By Deacon Roger Carr-Jones, Marriage and Family Life Coordinator
Maintaining our spiritual health matters and ensuring that we obtain a balanced diet is an ongoing process. This thought brings to mind the many engaged couples who will be joined in Matrimony over the summer months, where the diet of married love will provide unexpected tastes and flavours. Like the disciples waiting in the upper room for the coming of the Holy Spirit at Pentecost, these couples occupy what is a liminal space of uncertainty, dreams and unknown change.
The period between the Ascension and Pentecost for the disciples and for these engaged couples is a bridge period. Importantly the bridge offered is not simply the means of moving from one place to another, it is a liminal space, with its own beauty and integrity. The couples, like the disciples, are living in an in-between place, where there is a tension of uncertainty and the potential for transformation. Just as you cannot experience marriage until you are married, neither can we experience the transformation of discipleship without the Holy Spirit.
The upper room is place of positives and negatives, though when we feel unloved we often fixate on the disappointments in life at the expense of noticing the ongoing recipient of blessings. Psychologically, we tend to focus on negative experiences, failures and attitudes rather than on the positives. When we realise that the Holy Spirit is active in our future marriage and family life, we begin to hear and listen differently.

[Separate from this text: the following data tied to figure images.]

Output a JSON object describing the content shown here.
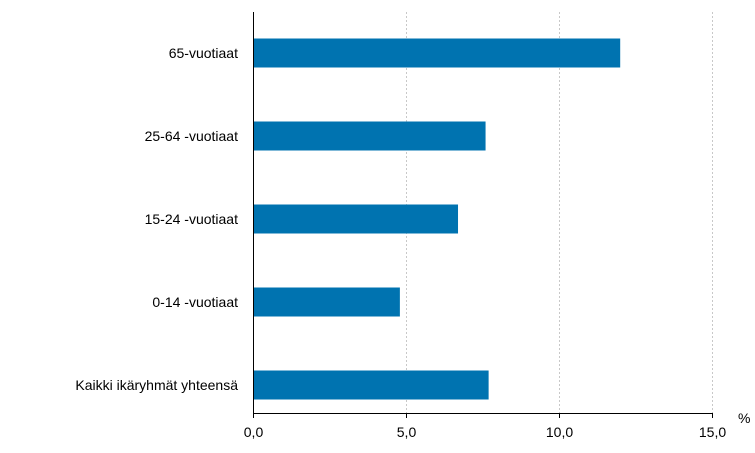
{
  "chart_data": {
    "type": "bar",
    "orientation": "horizontal",
    "categories": [
      "65-vuotiaat",
      "25-64 -vuotiaat",
      "15-24 -vuotiaat",
      "0-14 -vuotiaat",
      "Kaikki ikäryhmät yhteensä"
    ],
    "values": [
      12.0,
      7.6,
      6.7,
      4.8,
      7.7
    ],
    "xlim": [
      0,
      15
    ],
    "xticks": [
      0,
      5,
      10,
      15
    ],
    "xtick_labels": [
      "0,0",
      "5,0",
      "10,0",
      "15,0"
    ],
    "unit": "%",
    "grid": "vertical",
    "legend": "none",
    "colors": {
      "bar": "#0073b0"
    }
  }
}
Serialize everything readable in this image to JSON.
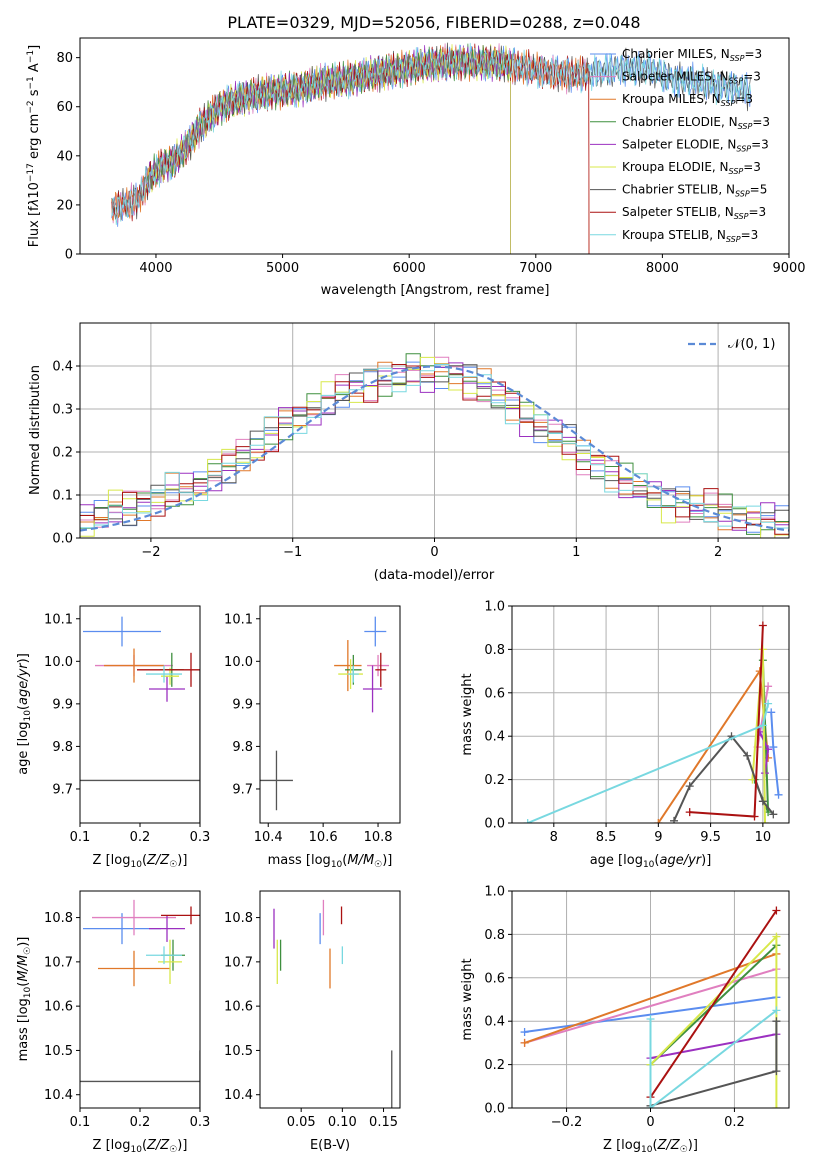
{
  "figure": {
    "title": "PLATE=0329, MJD=52056, FIBERID=0288, z=0.048"
  },
  "colors": {
    "Chabrier MILES": "#5b8def",
    "Salpeter MILES": "#e07fbf",
    "Kroupa MILES": "#e0782a",
    "Chabrier ELODIE": "#3f8f3f",
    "Salpeter ELODIE": "#9b30c0",
    "Kroupa ELODIE": "#d8e84a",
    "Chabrier STELIB": "#555555",
    "Salpeter STELIB": "#aa1111",
    "Kroupa STELIB": "#78d8e0"
  },
  "chart_data": [
    {
      "id": "spectrum",
      "type": "line",
      "title": "PLATE=0329, MJD=52056, FIBERID=0288, z=0.048",
      "xlabel": "wavelength [Angstrom, rest frame]",
      "ylabel": "Flux [f_λ 10^-17 erg cm^-2 s^-1 A^-1]",
      "xlim": [
        3400,
        9000
      ],
      "ylim": [
        0,
        88
      ],
      "xticks": [
        4000,
        5000,
        6000,
        7000,
        8000,
        9000
      ],
      "yticks": [
        0,
        20,
        40,
        60,
        80
      ],
      "grid": false,
      "legend_position": "upper right",
      "series": [
        {
          "name": "Chabrier MILES, N_SSP=3",
          "range": [
            3650,
            8700
          ]
        },
        {
          "name": "Salpeter MILES, N_SSP=3",
          "range": [
            3650,
            7420
          ]
        },
        {
          "name": "Kroupa MILES, N_SSP=3",
          "range": [
            3650,
            7420
          ]
        },
        {
          "name": "Chabrier ELODIE, N_SSP=3",
          "range": [
            3920,
            6800
          ]
        },
        {
          "name": "Salpeter ELODIE, N_SSP=3",
          "range": [
            3920,
            6800
          ]
        },
        {
          "name": "Kroupa ELODIE, N_SSP=3",
          "range": [
            3920,
            6800
          ]
        },
        {
          "name": "Chabrier STELIB, N_SSP=5",
          "range": [
            3650,
            8700
          ]
        },
        {
          "name": "Salpeter STELIB, N_SSP=3",
          "range": [
            3650,
            7420
          ]
        },
        {
          "name": "Kroupa STELIB, N_SSP=3",
          "range": [
            3650,
            8700
          ]
        }
      ],
      "continuum": [
        [
          3650,
          18
        ],
        [
          3750,
          20
        ],
        [
          3850,
          22
        ],
        [
          3950,
          31
        ],
        [
          4050,
          36
        ],
        [
          4150,
          38
        ],
        [
          4250,
          44
        ],
        [
          4350,
          52
        ],
        [
          4500,
          60
        ],
        [
          4700,
          64
        ],
        [
          4900,
          66
        ],
        [
          5100,
          67
        ],
        [
          5300,
          70
        ],
        [
          5500,
          71
        ],
        [
          5700,
          73
        ],
        [
          5900,
          75
        ],
        [
          6100,
          77
        ],
        [
          6300,
          78
        ],
        [
          6500,
          78
        ],
        [
          6700,
          78
        ],
        [
          6900,
          76
        ],
        [
          7100,
          74
        ],
        [
          7300,
          73
        ],
        [
          7500,
          74
        ],
        [
          7700,
          76
        ],
        [
          7900,
          75
        ],
        [
          8100,
          71
        ],
        [
          8300,
          70
        ],
        [
          8500,
          68
        ],
        [
          8700,
          66
        ]
      ]
    },
    {
      "id": "residuals",
      "type": "histogram",
      "xlabel": "(data-model)/error",
      "ylabel": "Normed distribution",
      "xlim": [
        -2.5,
        2.5
      ],
      "ylim": [
        0,
        0.5
      ],
      "xticks": [
        -2,
        -1,
        0,
        1,
        2
      ],
      "yticks": [
        0.0,
        0.1,
        0.2,
        0.3,
        0.4
      ],
      "grid": true,
      "legend": "N(0, 1)",
      "legend_position": "upper right",
      "bins": 50,
      "series_profile": [
        0.04,
        0.05,
        0.07,
        0.07,
        0.08,
        0.09,
        0.11,
        0.11,
        0.12,
        0.15,
        0.17,
        0.19,
        0.21,
        0.24,
        0.27,
        0.28,
        0.3,
        0.32,
        0.34,
        0.35,
        0.36,
        0.37,
        0.37,
        0.39,
        0.38,
        0.39,
        0.38,
        0.36,
        0.35,
        0.33,
        0.31,
        0.28,
        0.26,
        0.24,
        0.22,
        0.19,
        0.17,
        0.15,
        0.13,
        0.12,
        0.1,
        0.08,
        0.08,
        0.07,
        0.07,
        0.06,
        0.05,
        0.04,
        0.04,
        0.03
      ]
    },
    {
      "id": "age-vs-Z",
      "type": "errorbar",
      "xlabel": "Z [log10(Z/Z☉)]",
      "ylabel": "age [log10(age/yr)]",
      "xlim": [
        0.1,
        0.3
      ],
      "ylim": [
        9.62,
        10.13
      ],
      "xticks": [
        0.1,
        0.2,
        0.3
      ],
      "yticks": [
        9.7,
        9.8,
        9.9,
        10.0,
        10.1
      ],
      "points": [
        {
          "model": "Chabrier MILES",
          "x": 0.17,
          "y": 10.07,
          "xerr": 0.065,
          "yerr": 0.035
        },
        {
          "model": "Salpeter MILES",
          "x": 0.19,
          "y": 9.99,
          "xerr": 0.065,
          "yerr": 0.025
        },
        {
          "model": "Kroupa MILES",
          "x": 0.19,
          "y": 9.99,
          "xerr": 0.05,
          "yerr": 0.04
        },
        {
          "model": "Chabrier ELODIE",
          "x": 0.253,
          "y": 9.98,
          "xerr": 0.02,
          "yerr": 0.04
        },
        {
          "model": "Salpeter ELODIE",
          "x": 0.245,
          "y": 9.935,
          "xerr": 0.03,
          "yerr": 0.03
        },
        {
          "model": "Kroupa ELODIE",
          "x": 0.25,
          "y": 9.965,
          "xerr": 0.015,
          "yerr": 0.02
        },
        {
          "model": "Chabrier STELIB",
          "x": 0.3,
          "y": 9.72,
          "xerr": 0.2,
          "yerr": 0.26
        },
        {
          "model": "Salpeter STELIB",
          "x": 0.285,
          "y": 9.98,
          "xerr": 0.09,
          "yerr": 0.04
        },
        {
          "model": "Kroupa STELIB",
          "x": 0.24,
          "y": 9.97,
          "xerr": 0.03,
          "yerr": 0.02
        }
      ]
    },
    {
      "id": "age-vs-mass",
      "type": "errorbar",
      "xlabel": "mass [log10(M/M☉)]",
      "xlim": [
        10.37,
        10.88
      ],
      "ylim": [
        9.62,
        10.13
      ],
      "xticks": [
        10.4,
        10.6,
        10.8
      ],
      "yticks": [
        9.7,
        9.8,
        9.9,
        10.0,
        10.1
      ],
      "points": [
        {
          "model": "Chabrier MILES",
          "x": 10.79,
          "y": 10.07,
          "xerr": 0.04,
          "yerr": 0.035
        },
        {
          "model": "Salpeter MILES",
          "x": 10.8,
          "y": 9.99,
          "xerr": 0.04,
          "yerr": 0.025
        },
        {
          "model": "Kroupa MILES",
          "x": 10.69,
          "y": 9.99,
          "xerr": 0.05,
          "yerr": 0.06
        },
        {
          "model": "Chabrier ELODIE",
          "x": 10.71,
          "y": 9.98,
          "xerr": 0.03,
          "yerr": 0.035
        },
        {
          "model": "Salpeter ELODIE",
          "x": 10.78,
          "y": 9.935,
          "xerr": 0.035,
          "yerr": 0.055
        },
        {
          "model": "Kroupa ELODIE",
          "x": 10.7,
          "y": 9.97,
          "xerr": 0.045,
          "yerr": 0.035
        },
        {
          "model": "Chabrier STELIB",
          "x": 10.43,
          "y": 9.72,
          "xerr": 0.06,
          "yerr": 0.07
        },
        {
          "model": "Salpeter STELIB",
          "x": 10.81,
          "y": 9.98,
          "xerr": 0.02,
          "yerr": 0.04
        },
        {
          "model": "Kroupa STELIB",
          "x": 10.71,
          "y": 9.97,
          "xerr": 0.02,
          "yerr": 0.02
        }
      ]
    },
    {
      "id": "mass-weight-vs-age",
      "type": "line",
      "xlabel": "age [log10(age/yr)]",
      "ylabel": "mass weight",
      "xlim": [
        7.6,
        10.25
      ],
      "ylim": [
        0,
        1
      ],
      "xticks": [
        8.0,
        8.5,
        9.0,
        9.5,
        10.0
      ],
      "yticks": [
        0.0,
        0.2,
        0.4,
        0.6,
        0.8,
        1.0
      ],
      "grid": true,
      "series": [
        {
          "model": "Chabrier MILES",
          "points": [
            [
              10.15,
              0.13
            ],
            [
              10.1,
              0.35
            ],
            [
              10.08,
              0.51
            ]
          ]
        },
        {
          "model": "Salpeter MILES",
          "points": [
            [
              9.95,
              0.35
            ],
            [
              10.05,
              0.63
            ]
          ]
        },
        {
          "model": "Kroupa MILES",
          "points": [
            [
              9.0,
              0.0
            ],
            [
              9.97,
              0.7
            ],
            [
              10.05,
              0.3
            ]
          ]
        },
        {
          "model": "Chabrier ELODIE",
          "points": [
            [
              10.0,
              0.75
            ],
            [
              10.05,
              0.05
            ],
            [
              9.92,
              0.2
            ]
          ]
        },
        {
          "model": "Salpeter ELODIE",
          "points": [
            [
              9.97,
              0.42
            ],
            [
              10.05,
              0.34
            ],
            [
              10.02,
              0.23
            ]
          ]
        },
        {
          "model": "Kroupa ELODIE",
          "points": [
            [
              9.9,
              0.2
            ],
            [
              10.0,
              0.8
            ],
            [
              10.02,
              0.0
            ]
          ]
        },
        {
          "model": "Chabrier STELIB",
          "points": [
            [
              9.15,
              0.01
            ],
            [
              9.3,
              0.17
            ],
            [
              9.7,
              0.4
            ],
            [
              9.85,
              0.31
            ],
            [
              10.0,
              0.1
            ],
            [
              10.1,
              0.04
            ]
          ]
        },
        {
          "model": "Salpeter STELIB",
          "points": [
            [
              9.3,
              0.05
            ],
            [
              9.92,
              0.03
            ],
            [
              10.0,
              0.91
            ]
          ]
        },
        {
          "model": "Kroupa STELIB",
          "points": [
            [
              7.75,
              0.0
            ],
            [
              10.0,
              0.45
            ],
            [
              10.05,
              0.55
            ]
          ]
        }
      ]
    },
    {
      "id": "mass-vs-Z",
      "type": "errorbar",
      "xlabel": "Z [log10(Z/Z☉)]",
      "ylabel": "mass [log10(M/M☉)]",
      "xlim": [
        0.1,
        0.3
      ],
      "ylim": [
        10.37,
        10.86
      ],
      "xticks": [
        0.1,
        0.2,
        0.3
      ],
      "yticks": [
        10.4,
        10.5,
        10.6,
        10.7,
        10.8
      ],
      "points": [
        {
          "model": "Chabrier MILES",
          "x": 0.17,
          "y": 10.775,
          "xerr": 0.065,
          "yerr": 0.035
        },
        {
          "model": "Salpeter MILES",
          "x": 0.19,
          "y": 10.8,
          "xerr": 0.07,
          "yerr": 0.04
        },
        {
          "model": "Kroupa MILES",
          "x": 0.19,
          "y": 10.685,
          "xerr": 0.06,
          "yerr": 0.04
        },
        {
          "model": "Chabrier ELODIE",
          "x": 0.255,
          "y": 10.715,
          "xerr": 0.02,
          "yerr": 0.035
        },
        {
          "model": "Salpeter ELODIE",
          "x": 0.245,
          "y": 10.775,
          "xerr": 0.03,
          "yerr": 0.03
        },
        {
          "model": "Kroupa ELODIE",
          "x": 0.25,
          "y": 10.7,
          "xerr": 0.02,
          "yerr": 0.05
        },
        {
          "model": "Chabrier STELIB",
          "x": 0.3,
          "y": 10.43,
          "xerr": 0.2,
          "yerr": 0.07
        },
        {
          "model": "Salpeter STELIB",
          "x": 0.285,
          "y": 10.805,
          "xerr": 0.05,
          "yerr": 0.02
        },
        {
          "model": "Kroupa STELIB",
          "x": 0.24,
          "y": 10.715,
          "xerr": 0.03,
          "yerr": 0.02
        }
      ]
    },
    {
      "id": "mass-vs-ebv",
      "type": "errorbar",
      "xlabel": "E(B-V)",
      "xlim": [
        0.0,
        0.17
      ],
      "ylim": [
        10.37,
        10.86
      ],
      "xticks": [
        0.05,
        0.1,
        0.15
      ],
      "xtick_labels": [
        "0.05",
        "0.10",
        "0.15"
      ],
      "yticks": [
        10.4,
        10.5,
        10.6,
        10.7,
        10.8
      ],
      "points": [
        {
          "model": "Chabrier MILES",
          "x": 0.073,
          "y": 10.775,
          "yerr": 0.035
        },
        {
          "model": "Salpeter MILES",
          "x": 0.077,
          "y": 10.8,
          "yerr": 0.04
        },
        {
          "model": "Kroupa MILES",
          "x": 0.085,
          "y": 10.685,
          "yerr": 0.045
        },
        {
          "model": "Chabrier ELODIE",
          "x": 0.025,
          "y": 10.715,
          "yerr": 0.035
        },
        {
          "model": "Salpeter ELODIE",
          "x": 0.017,
          "y": 10.775,
          "yerr": 0.045
        },
        {
          "model": "Kroupa ELODIE",
          "x": 0.021,
          "y": 10.7,
          "yerr": 0.05
        },
        {
          "model": "Chabrier STELIB",
          "x": 0.16,
          "y": 10.43,
          "yerr": 0.07
        },
        {
          "model": "Salpeter STELIB",
          "x": 0.099,
          "y": 10.805,
          "yerr": 0.02
        },
        {
          "model": "Kroupa STELIB",
          "x": 0.1,
          "y": 10.715,
          "yerr": 0.02
        }
      ]
    },
    {
      "id": "mass-weight-vs-Z",
      "type": "line",
      "xlabel": "Z [log10(Z/Z☉)]",
      "ylabel": "mass weight",
      "xlim": [
        -0.33,
        0.33
      ],
      "ylim": [
        0,
        1
      ],
      "xticks": [
        -0.2,
        0.0,
        0.2
      ],
      "yticks": [
        0.0,
        0.2,
        0.4,
        0.6,
        0.8,
        1.0
      ],
      "grid": true,
      "series": [
        {
          "model": "Chabrier MILES",
          "points": [
            [
              -0.3,
              0.35
            ],
            [
              0.3,
              0.51
            ]
          ]
        },
        {
          "model": "Salpeter MILES",
          "points": [
            [
              -0.3,
              0.3
            ],
            [
              0.3,
              0.64
            ]
          ]
        },
        {
          "model": "Kroupa MILES",
          "points": [
            [
              -0.3,
              0.3
            ],
            [
              0.3,
              0.71
            ]
          ]
        },
        {
          "model": "Chabrier ELODIE",
          "points": [
            [
              0.0,
              0.2
            ],
            [
              0.3,
              0.75
            ]
          ]
        },
        {
          "model": "Salpeter ELODIE",
          "points": [
            [
              0.0,
              0.23
            ],
            [
              0.3,
              0.34
            ]
          ]
        },
        {
          "model": "Kroupa ELODIE",
          "points": [
            [
              0.0,
              0.2
            ],
            [
              0.3,
              0.79
            ],
            [
              0.3,
              0.0
            ]
          ]
        },
        {
          "model": "Chabrier STELIB",
          "points": [
            [
              0.0,
              0.01
            ],
            [
              0.3,
              0.17
            ],
            [
              0.3,
              0.4
            ]
          ]
        },
        {
          "model": "Salpeter STELIB",
          "points": [
            [
              0.0,
              0.05
            ],
            [
              0.3,
              0.91
            ]
          ]
        },
        {
          "model": "Kroupa STELIB",
          "points": [
            [
              0.0,
              0.41
            ],
            [
              0.0,
              0.0
            ],
            [
              0.3,
              0.45
            ]
          ]
        }
      ]
    }
  ]
}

In being open to the Spirit the engaged couple will become proficient in using the new language of married love. Whilst the emotional and relational bonds are present, the reality of emerging into the world as a married couple effects a real spousal change. This is reflected in that transformative move from the time of speaking of ‘me’ and ‘you’ to the new language of 'us’.
At Pentecost the disciples were amazed and astonished when they realized that they spoke their native language, yet heard and understood one another. Similarly, the new love languages of married life are scriptural: Words of Affirmation, Quality Time, Receiving Gifts, Acts of Service, and Physical Touch. Pentecost is a sign of God’s new language, one that has its own particular accents and forms in married love.
The ‘experience’ of Christian marriage brings security and stability. ‘Marriage’, as Pope Leo XIV said, ‘is not an ideal but the measure of true love between a man and a woman’. Pentecost is a time of preparing for mission, a time of new beginnings and one that has its unique expression in married love.